Alfred of Woodbourne, long the confessor of Cinhil and his family, was an obvious choice, and one which Camber could hardly fault. The only real reservation Camber had was that Alfred might be too closely in the regents' scrutiny and debt to remain his own man, and might let himself be manipulated, out of a false notion of what was best for his young charges.

The other expected appointment was one Archer of Arrand, another of Oriss's and Zephram's
Ordo Verbi Dei
priests who had distinguished himself as a theologian—though of late, he had been speculating on the relative godliness of the Deryni as a race, and that made Camber nervous. Camber had heard him preach several times, and he was not certain he liked the conclusions Archer was drawing. If the man truly believed what he had been preaching for the past six months, then he could easily become a pawn for the regents' use.
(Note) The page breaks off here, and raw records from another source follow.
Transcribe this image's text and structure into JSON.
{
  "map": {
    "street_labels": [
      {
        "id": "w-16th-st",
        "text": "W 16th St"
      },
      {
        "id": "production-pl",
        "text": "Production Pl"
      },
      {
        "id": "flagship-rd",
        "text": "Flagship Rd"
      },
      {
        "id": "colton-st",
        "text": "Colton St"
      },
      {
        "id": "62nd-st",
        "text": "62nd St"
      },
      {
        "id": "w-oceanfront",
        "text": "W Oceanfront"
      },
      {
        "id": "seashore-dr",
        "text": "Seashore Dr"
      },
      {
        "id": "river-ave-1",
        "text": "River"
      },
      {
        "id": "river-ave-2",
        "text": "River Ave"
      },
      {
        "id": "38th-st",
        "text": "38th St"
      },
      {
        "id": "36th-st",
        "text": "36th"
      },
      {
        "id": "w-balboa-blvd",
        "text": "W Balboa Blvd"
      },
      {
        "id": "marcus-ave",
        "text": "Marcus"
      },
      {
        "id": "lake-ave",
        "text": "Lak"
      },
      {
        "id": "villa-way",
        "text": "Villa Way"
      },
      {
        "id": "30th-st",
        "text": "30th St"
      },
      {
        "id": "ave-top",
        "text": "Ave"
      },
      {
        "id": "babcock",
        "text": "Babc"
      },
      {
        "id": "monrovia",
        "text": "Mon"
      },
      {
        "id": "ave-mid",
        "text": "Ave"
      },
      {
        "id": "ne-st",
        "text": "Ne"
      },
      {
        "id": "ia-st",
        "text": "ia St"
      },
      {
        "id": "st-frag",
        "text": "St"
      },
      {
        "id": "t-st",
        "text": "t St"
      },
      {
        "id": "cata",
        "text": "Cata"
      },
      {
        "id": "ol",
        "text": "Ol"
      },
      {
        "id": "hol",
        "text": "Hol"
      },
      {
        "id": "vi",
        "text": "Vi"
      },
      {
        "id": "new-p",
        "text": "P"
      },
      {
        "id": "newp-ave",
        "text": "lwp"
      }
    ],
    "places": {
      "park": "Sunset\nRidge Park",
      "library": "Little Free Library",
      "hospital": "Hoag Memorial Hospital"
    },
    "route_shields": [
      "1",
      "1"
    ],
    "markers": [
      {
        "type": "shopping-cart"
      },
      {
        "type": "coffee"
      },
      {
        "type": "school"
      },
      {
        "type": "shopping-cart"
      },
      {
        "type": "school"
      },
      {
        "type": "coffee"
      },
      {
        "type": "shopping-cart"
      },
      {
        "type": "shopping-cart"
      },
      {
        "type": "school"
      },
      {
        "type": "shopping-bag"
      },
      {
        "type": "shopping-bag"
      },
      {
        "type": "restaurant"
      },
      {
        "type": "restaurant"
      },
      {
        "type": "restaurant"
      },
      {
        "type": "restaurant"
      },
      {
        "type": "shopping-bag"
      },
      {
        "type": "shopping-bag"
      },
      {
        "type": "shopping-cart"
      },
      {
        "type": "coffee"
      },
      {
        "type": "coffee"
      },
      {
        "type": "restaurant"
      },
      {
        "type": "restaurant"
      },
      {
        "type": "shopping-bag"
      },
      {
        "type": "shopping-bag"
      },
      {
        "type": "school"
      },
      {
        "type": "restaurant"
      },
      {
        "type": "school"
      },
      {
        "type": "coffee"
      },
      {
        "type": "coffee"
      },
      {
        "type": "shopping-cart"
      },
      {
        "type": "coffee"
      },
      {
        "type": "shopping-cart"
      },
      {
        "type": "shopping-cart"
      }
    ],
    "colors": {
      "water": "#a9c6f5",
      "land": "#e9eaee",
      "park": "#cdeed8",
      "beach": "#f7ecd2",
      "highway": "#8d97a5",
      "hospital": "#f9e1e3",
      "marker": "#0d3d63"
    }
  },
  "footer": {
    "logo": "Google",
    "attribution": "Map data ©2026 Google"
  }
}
Hubert had been making overtures in Archer's direction, too.

But even Archer could be endured, were it not for the third and unexpected candidate. Paulin of Ramos had come very highly recommended—by the regents—and that alone would have been sufficient to make Camber take a second look at him. About five years before, Paulin had founded a small but steadily growing religious order called the Little Brothers of Saint Ercon, based beside the river near his native Ramos, a little south and west of Valoret. Saint Ercon had been a scholar and historian of some repute, brother, local legend had it, to the well-known Saint Willim, child martyr to Deryni ill use, whose cults had sparked the overthrow of Imre more than thirteen years before. The Erconites were not vocally anti-Deryni like their Willimite brethren, apparently devoting themselves to teaching; but they did not denounce the Willimites, either. Speculation persisted that there was more connection between the two groups than mere brotherhood of their two patrons, but nothing presented itself which could be grasped or examined. Camber only wished he had more to go on than a vague mistrust of someone the regents wanted.

But Camber's mental reservations did not stop the ratification of the three men, and the next day saw them consecrated bishops with the full panoply of the Church. When the bishops were finally seated to begin the real business of the synod, they were fifteen, not twelve, and still only three of them Deryni. A vote of ten would be necessary to elect a new primate.